Back in 2001 Missionaries Jim and Roni Bowers were being flown by a missionary Pilot into Peru. With them were their six-year-old son Cory, and their infant daughter Charity. The Peruvian Air Force mistook the private plane for a drug cartel flyer. They opened fire, killing mother Roni and infant Charity.
At the funeral a few days later, Steve Saint, son of Nate Saint the missionary pilot who was martyred decades earlier at the hand of the Auca Indians, spoke one-on-one to heart broken Cory. He told him that he understood what it was like to lose a missionary parent at a very young age.
Elisabeth Elliot, whose husband Jim was also martyred by the Aucas on that same riverbank in South America alongside Nate Saint, then stood to speak. She began:
“You wonder what God is doing, and of course, we know that God never makes mistakes. He knows exactly what He is doing, and suffering is never for nothing. . . .”
She ended with a poem by Martha Snell Nicholson (A “mendicant” is a beggar.):
I stood a mendicant of God before His royal throne
And begged him for one priceless gift, which I could call my own.
I took the gift from out His hand, but as I would depart
I cried, “But Lord this is a thorn and it has pierced my heart.

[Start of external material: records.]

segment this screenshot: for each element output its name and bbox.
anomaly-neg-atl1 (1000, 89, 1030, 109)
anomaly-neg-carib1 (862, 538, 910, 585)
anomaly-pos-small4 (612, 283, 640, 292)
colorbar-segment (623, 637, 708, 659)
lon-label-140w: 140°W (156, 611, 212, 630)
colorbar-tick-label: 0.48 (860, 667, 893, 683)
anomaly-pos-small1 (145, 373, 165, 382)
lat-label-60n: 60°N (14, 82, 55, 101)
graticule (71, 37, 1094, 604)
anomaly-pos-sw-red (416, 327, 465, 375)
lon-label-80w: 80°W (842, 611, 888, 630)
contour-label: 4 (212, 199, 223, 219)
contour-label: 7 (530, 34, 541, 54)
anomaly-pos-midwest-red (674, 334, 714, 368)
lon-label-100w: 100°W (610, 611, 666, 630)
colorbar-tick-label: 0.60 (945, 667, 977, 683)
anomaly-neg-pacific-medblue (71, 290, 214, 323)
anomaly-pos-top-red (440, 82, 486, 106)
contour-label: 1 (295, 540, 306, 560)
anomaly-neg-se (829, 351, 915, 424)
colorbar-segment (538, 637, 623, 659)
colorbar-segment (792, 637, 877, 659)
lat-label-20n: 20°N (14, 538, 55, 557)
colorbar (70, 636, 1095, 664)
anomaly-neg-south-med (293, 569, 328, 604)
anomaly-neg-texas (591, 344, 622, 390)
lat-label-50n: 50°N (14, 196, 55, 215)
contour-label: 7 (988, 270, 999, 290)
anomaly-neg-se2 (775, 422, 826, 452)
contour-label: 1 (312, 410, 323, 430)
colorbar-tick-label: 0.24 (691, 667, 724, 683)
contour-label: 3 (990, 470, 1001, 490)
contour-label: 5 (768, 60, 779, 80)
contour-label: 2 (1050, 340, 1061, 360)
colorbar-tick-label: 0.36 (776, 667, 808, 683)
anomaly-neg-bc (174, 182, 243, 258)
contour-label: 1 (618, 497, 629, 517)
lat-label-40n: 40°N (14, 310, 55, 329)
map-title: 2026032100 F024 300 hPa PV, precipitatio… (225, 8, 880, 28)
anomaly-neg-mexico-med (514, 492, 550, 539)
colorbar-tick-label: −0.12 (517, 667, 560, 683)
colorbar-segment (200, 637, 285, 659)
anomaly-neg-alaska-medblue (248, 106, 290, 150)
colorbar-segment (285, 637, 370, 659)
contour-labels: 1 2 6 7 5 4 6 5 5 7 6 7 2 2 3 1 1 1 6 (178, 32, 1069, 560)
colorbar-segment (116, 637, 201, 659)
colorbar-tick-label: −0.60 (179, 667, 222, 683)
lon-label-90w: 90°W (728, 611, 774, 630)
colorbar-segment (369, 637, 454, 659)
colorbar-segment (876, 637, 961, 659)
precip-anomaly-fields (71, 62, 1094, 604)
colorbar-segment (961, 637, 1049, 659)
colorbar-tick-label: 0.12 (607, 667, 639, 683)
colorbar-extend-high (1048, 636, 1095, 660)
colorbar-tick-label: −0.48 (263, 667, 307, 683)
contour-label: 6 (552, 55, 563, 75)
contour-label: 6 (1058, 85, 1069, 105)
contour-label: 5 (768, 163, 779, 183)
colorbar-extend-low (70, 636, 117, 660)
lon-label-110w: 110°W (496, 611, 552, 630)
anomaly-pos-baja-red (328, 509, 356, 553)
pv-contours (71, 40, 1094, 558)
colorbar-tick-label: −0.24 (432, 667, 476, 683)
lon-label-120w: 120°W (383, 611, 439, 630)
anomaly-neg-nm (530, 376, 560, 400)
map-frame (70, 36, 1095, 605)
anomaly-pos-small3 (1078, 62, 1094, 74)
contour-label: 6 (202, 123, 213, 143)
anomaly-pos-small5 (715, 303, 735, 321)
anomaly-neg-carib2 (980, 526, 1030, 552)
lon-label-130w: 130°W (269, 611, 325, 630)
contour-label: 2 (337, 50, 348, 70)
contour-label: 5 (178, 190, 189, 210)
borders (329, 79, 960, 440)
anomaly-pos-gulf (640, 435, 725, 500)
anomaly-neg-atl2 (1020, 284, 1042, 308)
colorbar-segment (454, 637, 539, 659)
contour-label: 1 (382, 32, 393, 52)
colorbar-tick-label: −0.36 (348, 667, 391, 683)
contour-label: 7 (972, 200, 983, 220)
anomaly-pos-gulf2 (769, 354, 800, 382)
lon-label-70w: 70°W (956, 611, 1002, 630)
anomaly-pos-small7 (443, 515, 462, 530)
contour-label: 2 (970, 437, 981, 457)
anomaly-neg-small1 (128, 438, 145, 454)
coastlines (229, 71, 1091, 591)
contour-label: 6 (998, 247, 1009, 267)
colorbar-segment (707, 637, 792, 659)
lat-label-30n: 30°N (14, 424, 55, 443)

This is a strange, a hurtful gift, which Thou hast given me.”
He said, “My child, I give good gifts and gave My best to thee.”
I took it home and though at first the cruel thorn hurt sore,
As long years passed I learned at last to love it more and more.
I learned He never gives a thorn without this added grace,
He takes the thorn to pin aside the veil which hides His face.